When treating the half-Gaussian component as an IRF, only tailed peaks can be modeled. To enable the GMG to be used as an empirical function for fronted peaks, the GMG is bidirectional and can accept -a3 widths.
In a convolution model, the parameters actually represent a true deconvolution of different physical system responses. Fitting an analytical form for a convolution product is also the finest form of deconvolution in that, unlike discrete Fourier procedures, no noise is introduced into the data. Another way to state the GMG is Gauss(a0, a1, a2) (x) Half-Gauss(a3). As such, the fitted parameters directly produce the deconvolved Gaussian and deconvolved half-Gaussian response function SD. Because convolution of an instrument response function is area invariant, one simply assumes that Gauss(a0, a1, a2) represents the true peak (the peak with all non-idealities removed).
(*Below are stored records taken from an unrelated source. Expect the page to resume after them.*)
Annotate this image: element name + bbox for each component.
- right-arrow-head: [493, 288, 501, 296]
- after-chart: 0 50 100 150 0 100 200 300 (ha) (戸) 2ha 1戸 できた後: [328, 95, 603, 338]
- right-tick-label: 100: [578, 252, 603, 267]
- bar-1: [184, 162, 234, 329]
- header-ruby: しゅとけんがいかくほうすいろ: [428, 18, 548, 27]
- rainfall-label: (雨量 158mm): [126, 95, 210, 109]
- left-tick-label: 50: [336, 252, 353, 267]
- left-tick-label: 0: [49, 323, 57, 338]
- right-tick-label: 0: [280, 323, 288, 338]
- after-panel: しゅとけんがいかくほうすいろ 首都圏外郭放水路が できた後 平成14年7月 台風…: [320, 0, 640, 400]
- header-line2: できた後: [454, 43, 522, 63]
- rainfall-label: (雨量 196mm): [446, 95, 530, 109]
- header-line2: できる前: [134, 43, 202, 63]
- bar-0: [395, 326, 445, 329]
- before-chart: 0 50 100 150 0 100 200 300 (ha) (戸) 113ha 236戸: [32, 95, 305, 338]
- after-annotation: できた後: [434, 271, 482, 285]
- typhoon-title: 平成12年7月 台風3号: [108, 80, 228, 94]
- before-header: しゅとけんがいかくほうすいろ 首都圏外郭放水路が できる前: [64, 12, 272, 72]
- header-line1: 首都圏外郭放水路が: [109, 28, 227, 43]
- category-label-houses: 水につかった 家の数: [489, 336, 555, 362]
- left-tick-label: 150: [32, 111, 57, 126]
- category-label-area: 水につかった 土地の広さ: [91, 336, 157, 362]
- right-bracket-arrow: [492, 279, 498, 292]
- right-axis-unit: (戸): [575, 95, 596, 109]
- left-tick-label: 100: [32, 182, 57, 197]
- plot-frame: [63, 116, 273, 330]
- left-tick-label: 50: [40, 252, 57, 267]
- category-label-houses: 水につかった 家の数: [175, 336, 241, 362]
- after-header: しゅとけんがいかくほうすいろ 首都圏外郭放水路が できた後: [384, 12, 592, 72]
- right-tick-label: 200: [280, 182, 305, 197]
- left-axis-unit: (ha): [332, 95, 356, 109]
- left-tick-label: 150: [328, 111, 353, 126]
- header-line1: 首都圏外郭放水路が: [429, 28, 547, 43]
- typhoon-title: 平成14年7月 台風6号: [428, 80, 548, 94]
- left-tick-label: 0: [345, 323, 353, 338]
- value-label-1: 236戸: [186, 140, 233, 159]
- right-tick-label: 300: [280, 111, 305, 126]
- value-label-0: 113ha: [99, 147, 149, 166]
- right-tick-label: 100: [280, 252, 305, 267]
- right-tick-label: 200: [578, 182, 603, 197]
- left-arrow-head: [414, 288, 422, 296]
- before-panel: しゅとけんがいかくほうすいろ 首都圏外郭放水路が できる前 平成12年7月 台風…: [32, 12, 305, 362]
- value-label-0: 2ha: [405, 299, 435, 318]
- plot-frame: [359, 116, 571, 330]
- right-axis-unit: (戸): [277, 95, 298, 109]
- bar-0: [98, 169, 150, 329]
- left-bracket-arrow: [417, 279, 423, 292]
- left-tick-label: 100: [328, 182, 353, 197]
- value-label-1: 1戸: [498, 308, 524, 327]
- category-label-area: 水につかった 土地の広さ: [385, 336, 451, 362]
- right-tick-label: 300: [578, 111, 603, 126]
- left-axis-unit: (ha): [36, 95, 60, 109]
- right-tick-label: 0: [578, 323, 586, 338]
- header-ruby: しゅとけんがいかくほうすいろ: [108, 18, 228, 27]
The higher moments of the convolved product cannot be assumed to have any significance, but the moments of the deconvolved Gaussian are as significant as the fit, where a1 represents the centroid or first moment, and a2 represents the standard deviation or square root of the second moment. Assuming the time scale of the data has been pre-transformed with the X=X/t-1 calculation, a1 also represents the true thermodynamic capacity factor k’. As with all models, the degree to which parameters can be judged significant must be in proportion to the quality of the fit.
The nature of the GMG model, as in all <irf> fits, suggests that a single a3 should be shared across all peaks since it should represent an invariable time constant for the instrumental distortions. When a3 is varied in order to account for peak shape differences across the chromatographic data, you are in effect fitting an empirical model, or at best a dubious estimate of non-idealities, and you should no longer assume any significance for the parameters.